In Night Paintings, Streather has created and brought together captivating manifestations of mutability which convey moments I would have thought too ephemeral to capture on paper.
Summertime is only 15 minutes long. Hardly long enough to get an insight into the nuances and changes in a relationship, you would think, but that is not the case. James Elliot’s layered script tells an intensely human story that reminds us how things can seem to turn on a word. Though, as we soon realise, it is never really just a word.
A live sound installation, Summertime is performed by Danielle Galligan and Finbar Doyle, whose lines are heard through headphones, though the performers are moving amongst the audience in the room. Initially the use of headphones felt like it might be a gimmick, but as the two characters voices come into your head in stereo, and the live performances blend with pre-recorded internal monologues, the depth of the idea becomes clear.

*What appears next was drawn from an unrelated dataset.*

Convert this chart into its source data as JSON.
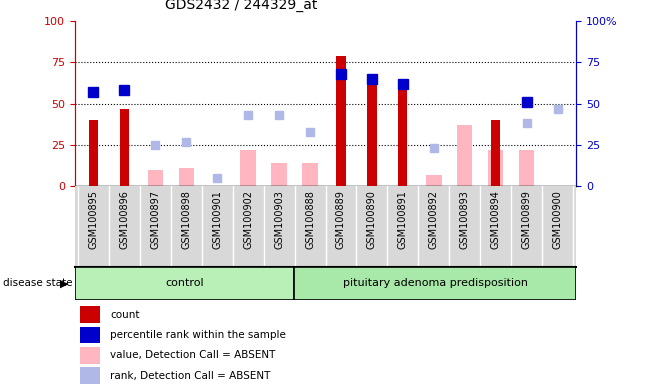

Stash is an artist who works in a bar, and Steve is her boyfriend. The story follows them as they drift apart, fighting but not fighting, each not sure how to communicate to the other. As the audience hears the unsaid that could solve the rift between the couple, we realise how painfully simply this not-quite-a-fight could have been avoided by simply talking openly.

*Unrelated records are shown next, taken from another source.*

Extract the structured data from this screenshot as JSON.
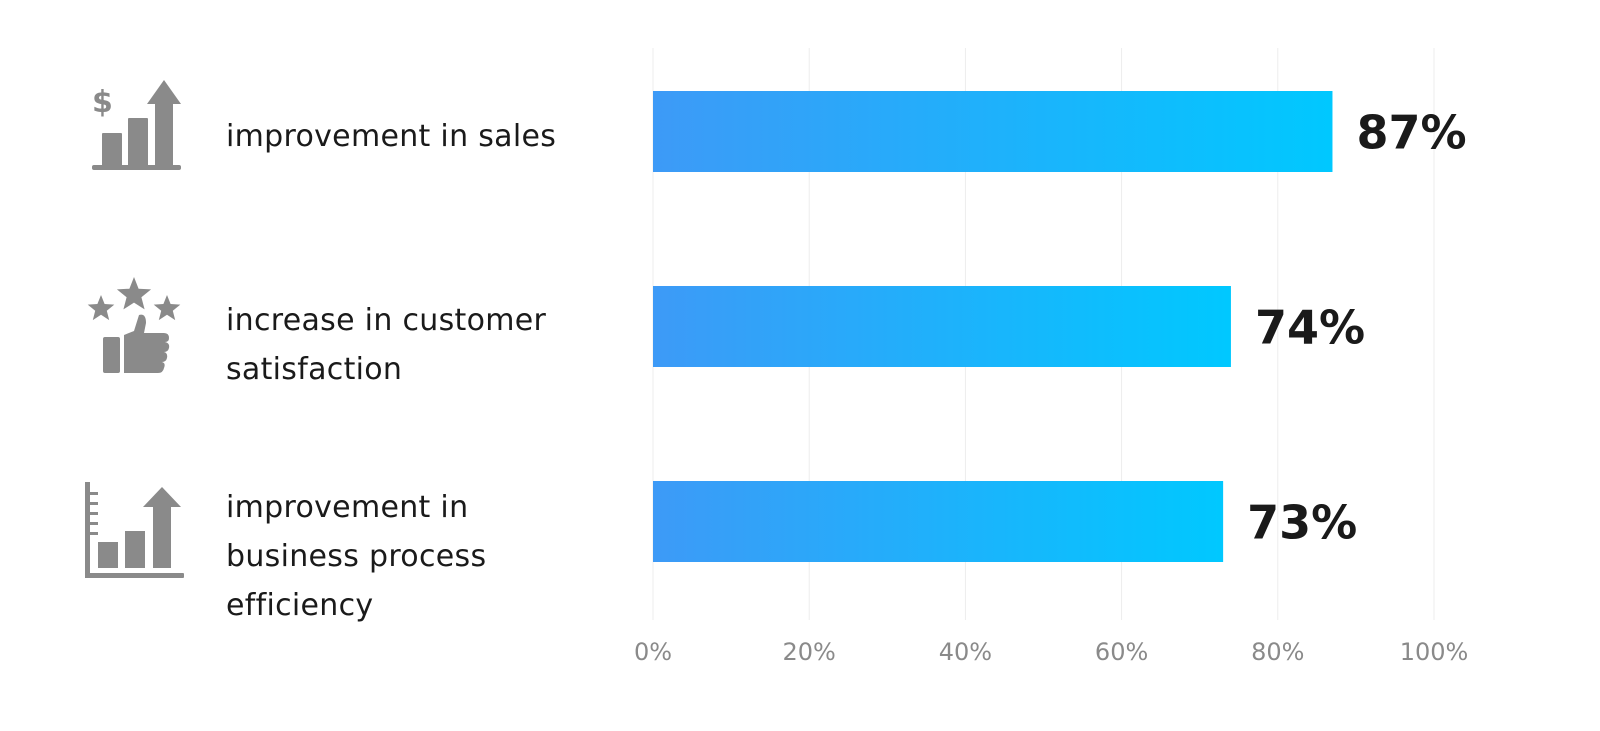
{
  "chart_data": {
    "type": "bar",
    "orientation": "horizontal",
    "categories": [
      "improvement in sales",
      "increase in customer satisfaction",
      "improvement in business process efficiency"
    ],
    "values": [
      87,
      74,
      73
    ],
    "value_labels": [
      "87%",
      "74%",
      "73%"
    ],
    "xlim": [
      0,
      100
    ],
    "x_ticks": [
      "0%",
      "20%",
      "40%",
      "60%",
      "80%",
      "100%"
    ],
    "grid": true,
    "bar_gradient": [
      "#3d9af7",
      "#00c8ff"
    ],
    "icons": [
      "sales-growth-icon",
      "customer-satisfaction-icon",
      "efficiency-growth-icon"
    ]
  },
  "rows": [
    {
      "label_lines": [
        "improvement in sales"
      ]
    },
    {
      "label_lines": [
        "increase in customer",
        "satisfaction"
      ]
    },
    {
      "label_lines": [
        "improvement in",
        "business process",
        "efficiency"
      ]
    }
  ]
}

Making clever use of sound and setting, Summertime is a beautiful reminder of the power of honesty and openness.
Something is not right at Little Monkey’s Daycare, and little Tommy, a four-and-a-half year old private investigator, is going to get to the bottom of it. This production from Newcastle University Theatre Society is a sort of backwards Bugsy Malone with the toddlers played by adults, to great comic effect. The writing and performances play to all of the classic tropes; as the characters chew on their candy cigarettes, nurse their Angel Delight hangovers and deal in curly straws, an hilarious twist on the classic gangster story is established. As Tommy and his sidekick Bobby investigate why their classmates are vanishing with a mystery illness, there are comic moments for both children and adults in the audience alike.

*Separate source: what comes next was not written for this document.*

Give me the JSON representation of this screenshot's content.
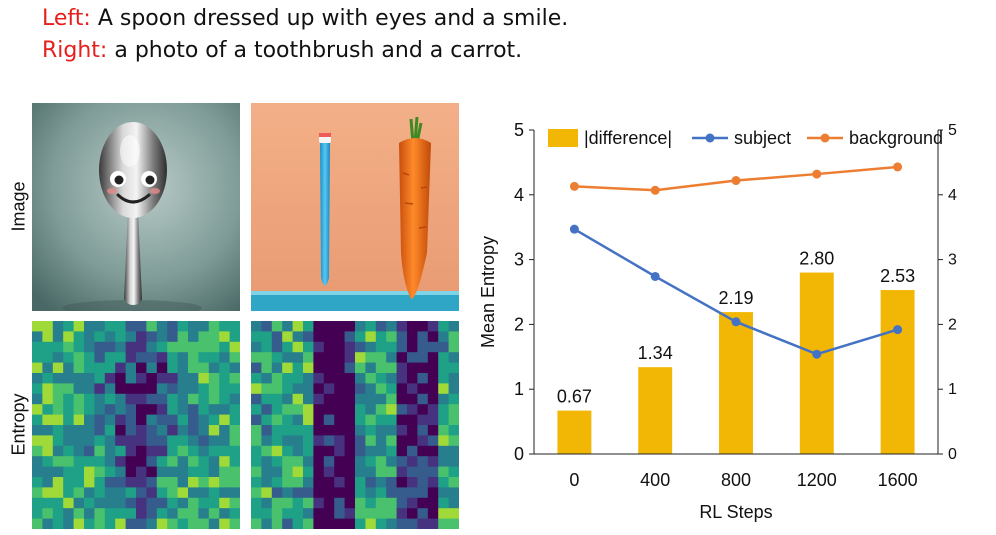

The production has an air of the rough and ready about it, but that often add to the humour in the piece rather than detracting from it. Similarly, the dubious, hammed-up New Yoihk accents provide many laughs, though lines are sometimes lost to them. Overall the performances are mixed, with some portraying the toddler gangsters adeptly, with sharp comic timing, and others over-acting theirs. The way in which the children are portrayed, combined with the references to old gangster films, raises the question of who the production is aimed at. Though it is billed as being suitable for all ages, and there are comic moments that would appeal to both adults and children, Big Trouble at Little Monkey’s Daycare seems more like a play about children for adults than a piece of theatre for children.
Big Trouble at Little Monkey’s Daycare is an unpolished but entertaining story of choc-ice crime and chickenpox.
The dissertation is done, the essays are written, and the post-university existential crisis has been neatly swept under the carpet. That can only mean one thing. Yes, Sitting on the Fourth Wall has awakened from its lengthy slumber, and I am returning to seeing a mildly ridiculous number of plays.
Where better to kick that into action, than at the Edinburgh Festival Fringe? I write this, sitting on my bed in the Network of Independent Critics flat, readying myself for a whirlwind week. So come and join me as I resurrect this blog with as many reviews of work for children and families (alongside a few grown-ups shows) as I can fit in for the next six days of Fringe madness.
Now, let’s see if I can remember what a review is.